PRAGUE – Le débat politique concernant l'étendue des pouvoirs du président de la République dans le domaine de la politique étrangère s'intensifie. Un projet de loi, approuvé cette semaine par la Chambre des députés, qui transfère du président au ministre des affaires étrangères le pouvoir de nommer et de révoquer les chefs des missions permanentes auprès des organisations internationales, pourrait, selon le député Jiří Pospíšil (TOP 09), finir devant la Cour constitutionnelle. Il l'a déclaré lors de l'émission de débat "Nedělní speciál" sur CNN Prima News.

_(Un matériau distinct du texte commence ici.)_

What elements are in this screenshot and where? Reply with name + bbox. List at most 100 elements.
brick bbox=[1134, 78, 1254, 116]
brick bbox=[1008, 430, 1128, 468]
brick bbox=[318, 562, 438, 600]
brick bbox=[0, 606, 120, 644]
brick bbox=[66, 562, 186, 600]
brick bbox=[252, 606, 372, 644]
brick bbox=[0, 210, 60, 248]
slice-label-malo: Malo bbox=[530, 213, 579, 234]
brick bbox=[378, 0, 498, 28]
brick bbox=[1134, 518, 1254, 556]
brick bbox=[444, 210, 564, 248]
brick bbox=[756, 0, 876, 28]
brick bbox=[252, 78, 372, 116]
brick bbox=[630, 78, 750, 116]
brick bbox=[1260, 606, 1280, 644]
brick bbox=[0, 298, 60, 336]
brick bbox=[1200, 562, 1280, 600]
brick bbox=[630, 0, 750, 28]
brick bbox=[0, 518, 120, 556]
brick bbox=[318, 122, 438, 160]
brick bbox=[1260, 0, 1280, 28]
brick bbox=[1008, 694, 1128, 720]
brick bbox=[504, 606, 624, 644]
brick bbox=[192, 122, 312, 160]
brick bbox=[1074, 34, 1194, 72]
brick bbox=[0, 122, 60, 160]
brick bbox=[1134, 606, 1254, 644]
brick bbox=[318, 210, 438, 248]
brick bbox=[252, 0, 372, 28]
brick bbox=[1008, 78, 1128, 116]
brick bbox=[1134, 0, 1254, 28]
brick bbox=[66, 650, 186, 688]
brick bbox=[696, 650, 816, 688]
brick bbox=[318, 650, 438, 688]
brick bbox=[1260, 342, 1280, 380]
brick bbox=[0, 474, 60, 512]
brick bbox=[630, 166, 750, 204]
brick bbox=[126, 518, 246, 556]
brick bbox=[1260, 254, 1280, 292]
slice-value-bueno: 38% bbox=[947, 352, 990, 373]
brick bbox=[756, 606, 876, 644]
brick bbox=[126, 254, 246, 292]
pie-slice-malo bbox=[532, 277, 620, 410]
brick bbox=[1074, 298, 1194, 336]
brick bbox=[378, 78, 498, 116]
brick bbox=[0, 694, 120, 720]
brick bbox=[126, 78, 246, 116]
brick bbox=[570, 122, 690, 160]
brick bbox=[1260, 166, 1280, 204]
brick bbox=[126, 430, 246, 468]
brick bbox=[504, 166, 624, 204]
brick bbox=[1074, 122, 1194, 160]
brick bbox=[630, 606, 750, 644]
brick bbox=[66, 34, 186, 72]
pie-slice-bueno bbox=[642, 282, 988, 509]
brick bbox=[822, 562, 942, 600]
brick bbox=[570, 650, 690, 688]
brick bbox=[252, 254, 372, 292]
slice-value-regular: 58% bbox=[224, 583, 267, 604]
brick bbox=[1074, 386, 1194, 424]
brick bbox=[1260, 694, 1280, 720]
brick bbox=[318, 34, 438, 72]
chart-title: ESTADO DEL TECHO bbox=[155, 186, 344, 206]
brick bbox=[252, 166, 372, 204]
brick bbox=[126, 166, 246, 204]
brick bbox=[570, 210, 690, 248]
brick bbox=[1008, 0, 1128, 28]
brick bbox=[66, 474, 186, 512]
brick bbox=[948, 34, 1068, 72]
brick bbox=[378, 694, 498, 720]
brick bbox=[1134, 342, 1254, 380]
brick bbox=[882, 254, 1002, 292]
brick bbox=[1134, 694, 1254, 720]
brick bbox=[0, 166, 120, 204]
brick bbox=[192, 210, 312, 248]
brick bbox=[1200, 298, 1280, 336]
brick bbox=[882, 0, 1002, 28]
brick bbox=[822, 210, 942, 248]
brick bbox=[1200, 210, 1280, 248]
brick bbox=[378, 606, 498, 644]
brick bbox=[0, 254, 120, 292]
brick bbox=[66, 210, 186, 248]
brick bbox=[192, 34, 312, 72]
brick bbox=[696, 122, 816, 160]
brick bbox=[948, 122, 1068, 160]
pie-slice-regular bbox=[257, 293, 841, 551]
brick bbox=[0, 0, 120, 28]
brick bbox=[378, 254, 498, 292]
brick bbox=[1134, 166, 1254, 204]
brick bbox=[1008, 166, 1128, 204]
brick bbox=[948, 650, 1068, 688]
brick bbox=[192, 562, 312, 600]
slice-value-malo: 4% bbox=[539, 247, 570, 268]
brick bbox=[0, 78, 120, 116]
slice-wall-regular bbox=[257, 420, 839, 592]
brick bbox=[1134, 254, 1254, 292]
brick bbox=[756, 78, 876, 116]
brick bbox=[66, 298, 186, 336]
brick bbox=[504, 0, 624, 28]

Pospíšil a qualifié ce changement d'intervention problématique dans la position constitutionnelle du chef de l'État. Selon lui, il ne s'agit pas seulement d'une modification technique de la loi, mais d'un changement fondamental de la répartition des pouvoirs entre le président et le gouvernement. S'il est adopté dans son intégralité, il s'attend à ce qu'une demande soit déposée pour que la loi soit examinée par la Cour constitutionnelle. Radek Vondráček (ANO), ancien président de la Chambre des députés, a présenté un point de vue différent. Selon lui, la loi ne fait que préciser la réglementation juridique actuelle et élimine une ambiguïté de longue date concernant les compétences. Il a souligné que le ministre des affaires étrangères est déjà chargé de délivrer les lettres de nomination aux chefs des missions permanentes, tandis que le président de la République nomme traditionnellement uniquement les ambassadeurs envoyés dans les différents pays.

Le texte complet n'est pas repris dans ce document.